The project ODD is an ANR projet under the “Single-team research project” instrument (PRME). Although such an instrument is for local projects, within a given research group of the lab, we have designed the ODD project in order to go beyond the local dimension.
Besides the research results obtained by the team, the ODD project have structured the research activity in anomaly detection in the LITIS’s Machine Learning group. This organization of our team, and the consolidation of our ODD skills, have enabled us to become driving forces in setting up other highly-related research projects, including industrial and international openings.
The main projects are as follows.
SHARP: Machine Learning for Safe Vehicle Charging Points (ANR, 2024-2028)
The SHARP project addresses anomaly and change point detection for cyber physical security, with a focus on charging points for electric vehicles.
The project SHARP is funded by the ANR program “Thématiques Spécifiques en Intelligence Artificielle” (TSIA). Its consortium is:
- INSA Rouen Normandie
- Université de Rouen Normandie
- Citeos Solutions Digitales (Paris)
- ENSICAEN
Several members of the ODD project are involved in SHARP: G. Gasso, P. Honeine, M. Berar and F. Pacheco, as well as M. Alaya (UTC). They will bring the ODD expertise to a novel application field, which is cybersecurity. The industrial partner of the project is Citeos Solutions Digitales.

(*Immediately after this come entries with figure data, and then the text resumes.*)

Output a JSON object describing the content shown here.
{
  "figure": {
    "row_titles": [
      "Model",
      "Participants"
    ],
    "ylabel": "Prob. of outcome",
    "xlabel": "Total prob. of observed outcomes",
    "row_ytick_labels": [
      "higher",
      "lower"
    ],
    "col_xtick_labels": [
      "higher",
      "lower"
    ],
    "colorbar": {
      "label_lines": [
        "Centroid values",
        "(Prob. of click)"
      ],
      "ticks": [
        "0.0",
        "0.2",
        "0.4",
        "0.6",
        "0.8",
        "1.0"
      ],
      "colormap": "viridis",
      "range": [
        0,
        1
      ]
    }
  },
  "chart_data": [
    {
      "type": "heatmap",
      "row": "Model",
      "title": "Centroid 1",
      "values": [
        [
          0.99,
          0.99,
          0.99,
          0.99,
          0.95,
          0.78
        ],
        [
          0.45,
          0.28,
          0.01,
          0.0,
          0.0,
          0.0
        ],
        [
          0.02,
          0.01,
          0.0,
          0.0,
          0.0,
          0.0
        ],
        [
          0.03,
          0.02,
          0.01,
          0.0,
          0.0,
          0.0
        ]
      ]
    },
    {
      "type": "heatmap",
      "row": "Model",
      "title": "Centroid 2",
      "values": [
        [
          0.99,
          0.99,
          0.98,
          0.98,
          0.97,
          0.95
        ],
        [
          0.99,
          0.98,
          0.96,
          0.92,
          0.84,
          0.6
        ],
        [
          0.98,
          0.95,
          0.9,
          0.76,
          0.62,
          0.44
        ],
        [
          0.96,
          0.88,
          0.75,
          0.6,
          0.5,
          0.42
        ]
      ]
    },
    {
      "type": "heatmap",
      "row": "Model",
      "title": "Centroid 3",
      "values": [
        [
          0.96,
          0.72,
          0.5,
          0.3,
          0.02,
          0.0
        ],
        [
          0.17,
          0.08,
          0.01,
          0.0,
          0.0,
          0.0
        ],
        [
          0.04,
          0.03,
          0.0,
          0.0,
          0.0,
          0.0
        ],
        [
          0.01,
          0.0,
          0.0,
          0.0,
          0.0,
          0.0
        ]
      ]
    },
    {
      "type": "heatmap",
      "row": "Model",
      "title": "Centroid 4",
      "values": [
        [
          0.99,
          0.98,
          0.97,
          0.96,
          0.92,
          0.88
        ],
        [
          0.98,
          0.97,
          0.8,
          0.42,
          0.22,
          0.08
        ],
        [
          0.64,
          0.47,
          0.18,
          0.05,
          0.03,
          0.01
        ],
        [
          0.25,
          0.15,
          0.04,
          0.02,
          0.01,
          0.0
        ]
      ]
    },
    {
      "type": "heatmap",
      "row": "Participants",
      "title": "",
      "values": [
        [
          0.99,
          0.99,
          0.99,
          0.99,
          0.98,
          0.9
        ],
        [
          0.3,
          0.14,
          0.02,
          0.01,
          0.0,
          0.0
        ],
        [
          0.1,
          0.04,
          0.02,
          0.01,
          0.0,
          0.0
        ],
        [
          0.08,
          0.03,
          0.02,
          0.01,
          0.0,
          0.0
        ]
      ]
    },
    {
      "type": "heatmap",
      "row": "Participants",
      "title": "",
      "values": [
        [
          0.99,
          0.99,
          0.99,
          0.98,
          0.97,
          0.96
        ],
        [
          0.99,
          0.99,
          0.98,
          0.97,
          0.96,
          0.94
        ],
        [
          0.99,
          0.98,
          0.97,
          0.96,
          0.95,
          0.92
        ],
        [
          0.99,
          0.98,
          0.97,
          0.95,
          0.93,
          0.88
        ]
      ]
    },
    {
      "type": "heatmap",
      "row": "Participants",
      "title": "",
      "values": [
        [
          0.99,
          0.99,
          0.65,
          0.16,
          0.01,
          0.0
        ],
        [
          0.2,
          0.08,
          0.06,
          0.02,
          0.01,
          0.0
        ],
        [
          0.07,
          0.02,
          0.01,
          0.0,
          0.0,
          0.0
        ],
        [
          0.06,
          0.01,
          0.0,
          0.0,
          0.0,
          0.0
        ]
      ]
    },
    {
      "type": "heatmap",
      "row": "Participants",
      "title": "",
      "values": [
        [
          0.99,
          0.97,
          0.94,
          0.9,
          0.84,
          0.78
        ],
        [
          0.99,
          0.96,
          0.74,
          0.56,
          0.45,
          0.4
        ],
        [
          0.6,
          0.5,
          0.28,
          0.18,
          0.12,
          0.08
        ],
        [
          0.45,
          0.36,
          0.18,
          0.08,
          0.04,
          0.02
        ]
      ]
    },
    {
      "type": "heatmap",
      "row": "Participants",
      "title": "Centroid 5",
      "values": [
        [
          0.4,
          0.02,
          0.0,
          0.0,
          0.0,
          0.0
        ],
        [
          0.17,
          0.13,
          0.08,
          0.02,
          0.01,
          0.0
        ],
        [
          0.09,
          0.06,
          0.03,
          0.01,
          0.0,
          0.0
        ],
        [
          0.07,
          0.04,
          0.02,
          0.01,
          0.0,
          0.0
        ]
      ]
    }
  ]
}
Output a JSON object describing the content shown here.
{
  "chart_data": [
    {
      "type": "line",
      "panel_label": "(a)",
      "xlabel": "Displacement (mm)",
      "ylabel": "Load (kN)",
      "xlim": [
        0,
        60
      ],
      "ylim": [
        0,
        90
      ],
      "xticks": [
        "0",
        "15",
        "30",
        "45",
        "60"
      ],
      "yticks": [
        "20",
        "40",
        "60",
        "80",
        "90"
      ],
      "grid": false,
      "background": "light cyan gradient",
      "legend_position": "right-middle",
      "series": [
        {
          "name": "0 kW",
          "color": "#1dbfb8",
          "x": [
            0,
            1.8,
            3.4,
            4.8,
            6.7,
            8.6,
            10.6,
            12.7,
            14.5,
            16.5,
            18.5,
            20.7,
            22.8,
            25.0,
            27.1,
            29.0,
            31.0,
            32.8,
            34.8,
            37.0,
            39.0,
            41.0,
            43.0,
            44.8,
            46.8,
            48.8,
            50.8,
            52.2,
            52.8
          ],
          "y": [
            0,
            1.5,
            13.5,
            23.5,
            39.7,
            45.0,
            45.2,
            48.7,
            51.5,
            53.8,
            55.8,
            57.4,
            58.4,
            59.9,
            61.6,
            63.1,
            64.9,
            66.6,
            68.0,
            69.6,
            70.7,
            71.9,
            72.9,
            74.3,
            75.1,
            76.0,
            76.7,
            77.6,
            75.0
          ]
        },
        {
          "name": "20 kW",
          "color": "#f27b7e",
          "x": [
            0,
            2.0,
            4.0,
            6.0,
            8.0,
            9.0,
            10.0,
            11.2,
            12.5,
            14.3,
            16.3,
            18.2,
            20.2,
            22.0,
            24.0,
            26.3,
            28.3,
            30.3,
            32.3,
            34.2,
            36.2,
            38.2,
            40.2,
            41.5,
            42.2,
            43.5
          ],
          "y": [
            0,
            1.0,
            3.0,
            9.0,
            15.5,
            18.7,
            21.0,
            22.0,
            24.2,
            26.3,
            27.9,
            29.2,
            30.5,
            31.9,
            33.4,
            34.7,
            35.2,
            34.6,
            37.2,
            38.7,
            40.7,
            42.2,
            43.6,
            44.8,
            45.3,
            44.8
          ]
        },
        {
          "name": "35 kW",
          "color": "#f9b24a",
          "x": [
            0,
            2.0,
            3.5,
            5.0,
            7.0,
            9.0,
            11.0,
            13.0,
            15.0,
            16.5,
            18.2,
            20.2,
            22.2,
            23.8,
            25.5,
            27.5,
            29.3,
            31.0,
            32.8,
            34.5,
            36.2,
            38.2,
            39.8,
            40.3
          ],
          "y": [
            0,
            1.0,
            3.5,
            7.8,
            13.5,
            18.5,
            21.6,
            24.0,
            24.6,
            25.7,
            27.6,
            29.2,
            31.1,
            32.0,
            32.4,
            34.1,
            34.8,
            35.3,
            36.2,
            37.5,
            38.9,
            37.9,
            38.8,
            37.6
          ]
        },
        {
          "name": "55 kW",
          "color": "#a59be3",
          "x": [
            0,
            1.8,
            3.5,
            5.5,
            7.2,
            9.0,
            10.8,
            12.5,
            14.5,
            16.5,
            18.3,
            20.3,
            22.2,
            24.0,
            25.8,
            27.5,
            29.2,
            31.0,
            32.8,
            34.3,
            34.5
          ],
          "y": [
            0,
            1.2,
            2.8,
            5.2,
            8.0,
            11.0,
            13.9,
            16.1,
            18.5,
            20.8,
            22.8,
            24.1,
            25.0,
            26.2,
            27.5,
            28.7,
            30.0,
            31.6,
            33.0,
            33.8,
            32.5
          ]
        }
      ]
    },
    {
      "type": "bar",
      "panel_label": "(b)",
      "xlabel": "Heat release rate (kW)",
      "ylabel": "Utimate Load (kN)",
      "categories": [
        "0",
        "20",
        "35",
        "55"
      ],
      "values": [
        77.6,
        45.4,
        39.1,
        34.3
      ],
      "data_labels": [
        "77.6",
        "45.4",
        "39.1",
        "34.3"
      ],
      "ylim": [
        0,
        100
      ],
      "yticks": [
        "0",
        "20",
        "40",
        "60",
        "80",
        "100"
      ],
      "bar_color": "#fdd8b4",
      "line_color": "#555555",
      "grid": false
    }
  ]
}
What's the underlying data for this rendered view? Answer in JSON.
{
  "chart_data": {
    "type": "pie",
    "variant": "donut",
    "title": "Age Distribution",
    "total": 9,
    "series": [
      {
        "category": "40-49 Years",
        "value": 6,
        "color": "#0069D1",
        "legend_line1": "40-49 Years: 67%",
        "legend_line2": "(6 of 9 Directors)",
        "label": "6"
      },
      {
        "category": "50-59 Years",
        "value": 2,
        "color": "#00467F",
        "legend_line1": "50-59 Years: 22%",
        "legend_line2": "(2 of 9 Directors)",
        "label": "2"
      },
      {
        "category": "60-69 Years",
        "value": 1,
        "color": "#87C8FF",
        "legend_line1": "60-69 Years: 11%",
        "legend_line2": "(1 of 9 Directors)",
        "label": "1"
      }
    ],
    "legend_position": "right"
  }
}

The grant for the LITIS Lab includes 1 PhD and 1 Post-doc researcher.
Share2Detect: Sharing is detecting in Federated Learning (ANR, 2026-2030)
The Share2Detect project addresses anomaly detection and domain adaptation in the context of federated learning, namely collaborative learning.
It is funded by the ANR “Young researchers” instrument. The project’s principal investigator is F. Pacheco, with a team including members of the ODD project (M. Berar and P. Honeine). The main objective is to extend the ODD expertise to the setting of federated learning.
The grant for the LITIS Lab includes a PhD and an 18-month post-doc researcher.
International Projects
We extended the projet to international collaborations, as expected in the proposal of the ODD project. For this purpose, two projects were implemented, bringing together researchers from several universities to work on the objectives of the ODD project, which strengthened and consolidated its international outcomes and impacts.
DD-AnDet: Data-driven Anomaly Detectors for Time Series Data and Big Data (STIC-AmSud, 2024-2026):
The DD-AnDet project seeks to address anomaly detection for time series in order to analyze the vibration signals, which is an important application addressed in ODD. The involved universities are:
- Universidad Politécnica Salesiana (Equator)
- Universidad Nacional de La Plata (Argentine)
- Universidade de Pernambuco (Brazil)
- Escola Politécnica de Pernambuco (Brazil)
- Université de Rouen Normandie (France)
All the French contributors of the DD-AnDet project are members of the ODD project: F. Pacheco (project coordinator), P. Honeine and R. Mussard.
DEEDS: Deep Ensembles for Evolving Data Streams (CAPES COFECUB, 2025-2029)
The DEEDS project addresses out-of-distribution detection in streaming data, extending the work of ODD to the ensemble learning formalism. The two involved universities are:
- Pontifícia Universidade Católica do Paraná, Curitiba (Brazil): J. P. Barddal (project co-coordinator)
- Université de Rouen Normandie, (France): F. Pacheco (project co-coordinator), S. Bernard, L. Heutte, A. Al Samadi and M. Taia.
All the contributors of the DEEDS project are members of the ODD project.